We also stay fixed in believing reception while we act. We do not act nervously, and we do not act as though the result depends on human power. We ask in faith. We believe that we receive. Then we speak and move from settled union. “What things soever ye desire, when ye pray, believe that ye receive them, and ye shall have them” (Mark 11:24, KJV). Therefore our obedience is not uncertain. Our command is not experimental. Our declaration is not hesitant. Christ is present. Christ is sufficient. Christ is the source of every word we release and every act of authority we perform. We go forward in agreement with Him now.

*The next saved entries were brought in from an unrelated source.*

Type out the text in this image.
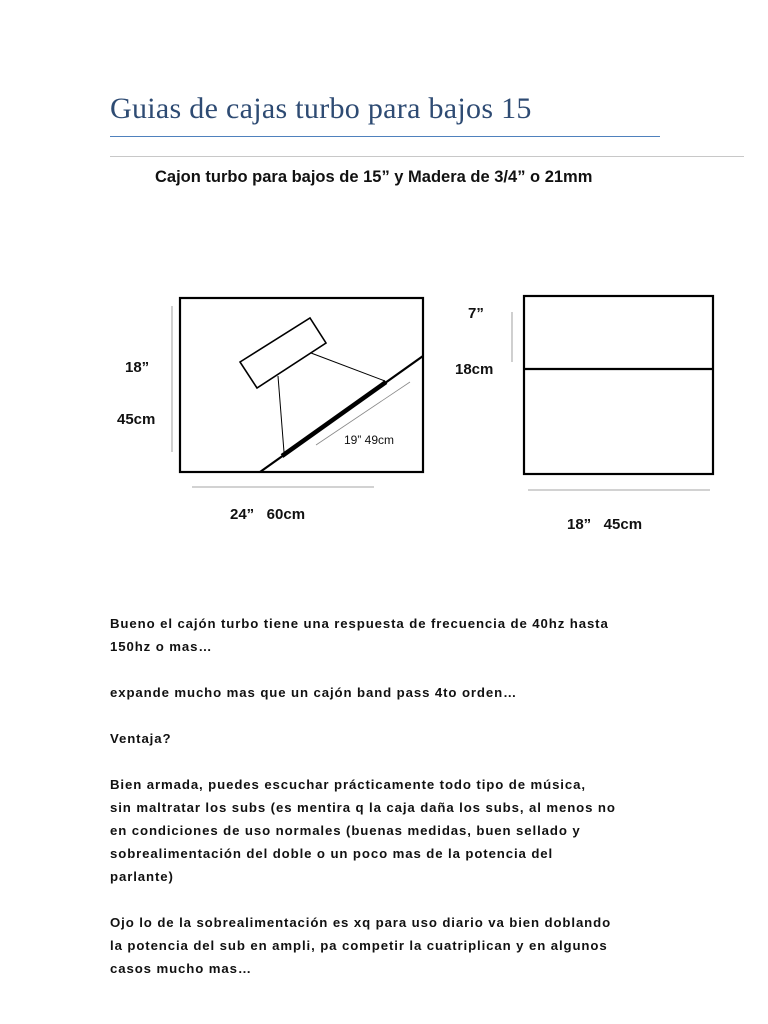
Guias de cajas turbo para bajos 15
Cajon turbo para bajos de 15” y Madera de 3/4” o 21mm
18”
45cm
19” 49cm
24”   60cm
7”
18cm
18”   45cm

Bueno el cajón turbo tiene una respuesta de frecuencia de 40hz hasta
150hz o mas…

expande mucho mas que un cajón band pass 4to orden…

Ventaja?

Bien armada, puedes escuchar prácticamente todo tipo de música,
sin maltratar los subs (es mentira q la caja daña los subs, al menos no
en condiciones de uso normales (buenas medidas, buen sellado y
sobrealimentación del doble o un poco mas de la potencia del
parlante)

Ojo lo de la sobrealimentación es xq para uso diario va bien doblando
la potencia del sub en ampli, pa competir la cuatriplican y en algunos
casos mucho mas…
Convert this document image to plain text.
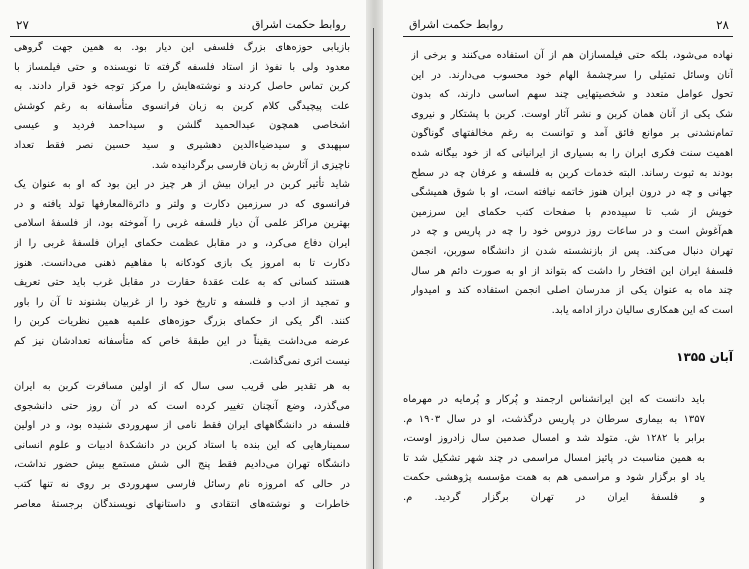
۲۷	روابط حکمت اشراق
بازیابی حوزه‌های بزرگ فلسفی این دیار بود. به همین جهت گروهی
معدود ولی با نفوذ از استاد فلسفه گرفته تا نویسنده و حتی فیلمساز با
کربن تماس حاصل کردند و نوشته‌هایش را مرکز توجه خود قرار دادند. به
علت پیچیدگی کلام کربن به زبان فرانسوی متأسفانه به رغم کوشش
اشخاصی همچون عبدالحمید گلشن و سیداحمد فردید و عیسی
سپهبدی و سیدضیاءالدین دهشیری و سید حسین نصر فقط تعداد
ناچیزی از آثارش به زبان فارسی برگردانیده شد.
شاید تأثیر کربن در ایران بیش از هر چیز در این بود که او به عنوان یک
فرانسوی که در سرزمین دکارت و ولتر و دائرةالمعارفها تولد یافته و در
بهترین مراکز علمی آن دیار فلسفه غربی را آموخته بود، از فلسفهٔ اسلامی
ایران دفاع می‌کرد، و در مقابل عظمت حکمای ایران فلسفهٔ غربی را از
دکارت تا به امروز یک بازی کودکانه با مفاهیم ذهنی می‌دانست. هنوز
هستند کسانی که به علت عقدهٔ حقارت در مقابل غرب باید حتی تعریف
و تمجید از ادب و فلسفه و تاریخ خود را از غربیان بشنوند تا آن را باور
کنند. اگر یکی از حکمای بزرگ حوزه‌های علمیه همین نظریات کربن را
عرضه می‌داشت یقیناً در این طبقهٔ خاص که متأسفانه تعدادشان نیز کم
نیست اثری نمی‌گذاشت.
به هر تقدیر طی قریب سی سال که از اولین مسافرت کربن به ایران
می‌گذرد، وضع آنچنان تغییر کرده است که در آن روز حتی دانشجوی
فلسفه در دانشگاههای ایران فقط نامی از سهروردی شنیده بود، و در اولین
سمینارهایی که این بنده با استاد کربن در دانشکدهٔ ادبیات و علوم انسانی
دانشگاه تهران می‌دادیم فقط پنج الی شش مستمع بیش حضور نداشت،
در حالی که امروزه نام رسائل فارسی سهروردی بر روی نه تنها کتب
خاطرات و نوشته‌های انتقادی و داستانهای نویسندگان برجستهٔ معاصر
روابط حکمت اشراق	۲۸
نهاده می‌شود، بلکه حتی فیلمسازان هم از آن استفاده می‌کنند و برخی از
آنان وسائل تمثیلی را سرچشمهٔ الهام خود محسوب می‌دارند. در این
تحول عوامل متعدد و شخصیتهایی چند سهم اساسی دارند، که بدون
شک یکی از آنان همان کربن و نشر آثار اوست. کربن با پشتکار و نیروی
تمام‌نشدنی بر موانع فائق آمد و توانست به رغم مخالفتهای گوناگون
اهمیت سنت فکری ایران را به بسیاری از ایرانیانی که از خود بیگانه شده
بودند به ثبوت رساند. البته خدمات کربن به فلسفه و عرفان چه در سطح
جهانی و چه در درون ایران هنوز خاتمه نیافته است، او با شوق همیشگی
خویش از شب تا سپیده‌دم با صفحات کتب حکمای این سرزمین
هم‌آغوش است و در ساعات روز دروس خود را چه در پاریس و چه در
تهران دنبال می‌کند. پس از بازنشسته شدن از دانشگاه سوربن، انجمن
فلسفهٔ ایران این افتخار را داشت که بتواند از او به صورت دائم هر سال
چند ماه به عنوان یکی از مدرسان اصلی انجمن استفاده کند و امیدوار
است که این همکاری سالیان دراز ادامه یابد.
آبان ۱۳۵۵
باید دانست که این ایرانشناس ارجمند و پُرکار و پُرمایه در مهرماه
۱۳۵۷ به بیماری سرطان در پاریس درگذشت، او در سال ۱۹۰۳ م.
برابر با ۱۲۸۲ ش. متولد شد و امسال صدمین سال زادروز اوست،
به همین مناسبت در پائیز امسال مراسمی در چند شهر تشکیل شد تا
یاد او برگزار شود و مراسمی هم به همت مؤسسه پژوهشی حکمت
و فلسفهٔ ایران در تهران برگزار گردید. م.
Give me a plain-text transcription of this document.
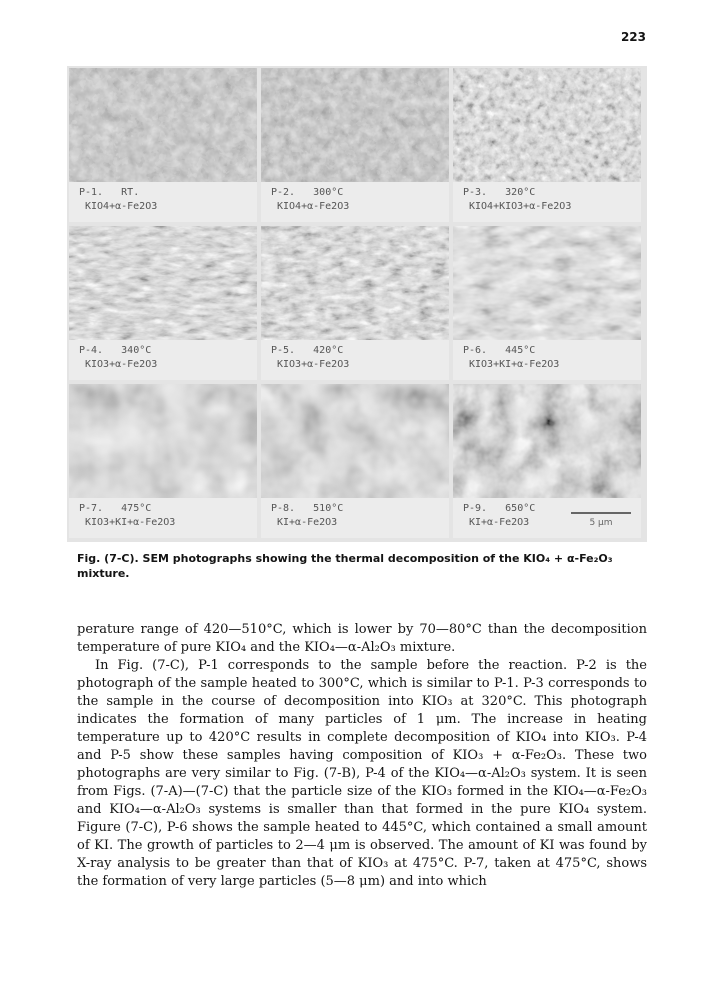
223
P-1. RT.
KIO4+α-Fe2O3
P-2. 300°C
KIO4+α-Fe2O3
P-3. 320°C
KIO4+KIO3+α-Fe2O3
P-4. 340°C
KIO3+α-Fe2O3
P-5. 420°C
KIO3+α-Fe2O3
P-6. 445°C
KIO3+KI+α-Fe2O3
P-7. 475°C
KIO3+KI+α-Fe2O3
P-8. 510°C
KI+α-Fe2O3
P-9. 650°C
KI+α-Fe2O3	5 μm
Fig. (7-C). SEM photographs showing the thermal decomposition of the KIO₄ + α-Fe₂O₃ mixture.

perature range of 420—510°C, which is lower by 70—80°C than the decomposition temperature of pure KIO₄ and the KIO₄—α-Al₂O₃ mixture.

In Fig. (7-C), P-1 corresponds to the sample before the reaction. P-2 is the photograph of the sample heated to 300°C, which is similar to P-1. P-3 corresponds to the sample in the course of decomposition into KIO₃ at 320°C. This photograph indicates the formation of many particles of 1 μm. The increase in heating temperature up to 420°C results in complete decomposition of KIO₄ into KIO₃. P-4 and P-5 show these samples having composition of KIO₃ + α-Fe₂O₃. These two photographs are very similar to Fig. (7-B), P-4 of the KIO₄—α-Al₂O₃ system. It is seen from Figs. (7-A)—(7-C) that the particle size of the KIO₃ formed in the KIO₄—α-Fe₂O₃ and KIO₄—α-Al₂O₃ systems is smaller than that formed in the pure KIO₄ system. Figure (7-C), P-6 shows the sample heated to 445°C, which contained a small amount of KI. The growth of particles to 2—4 μm is observed. The amount of KI was found by X-ray analysis to be greater than that of KIO₃ at 475°C. P-7, taken at 475°C, shows the formation of very large particles (5—8 μm) and into which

We keep the word moving when visible things argue back. We do not let delay silence truth. We do not let resistance weaken our confession. We do not let one unchanged scene train us to speak beneath Christ. The word in our mouth is not noise. It is agreement with the living Christ who indwells us now. Therefore we continue speaking life where death has claimed authority. We continue speaking freedom where bondage has claimed territory. We continue speaking wholeness where sickness has claimed a body. We continue speaking victory where impossibility has claimed a place. Our mouths remain steady because Christ remains Lord.
So let our mouth become fully governed by Christ. Let us preach the Kingdom. Let us heal the sick. Let us lay hands. Let us cast out demons. Let us raise the dead. Let us speak to mountains. Let us refuse visible finality. Let us answer impossible situations with the words of finished work and the actions of present union. We do not wait to become ready enough, spiritual enough, or favorable enough. Christ is present now. Therefore we go now. We speak now. We command now. We act now. We do not call impossible what Christ indwells. We declare what Christ has already made possible.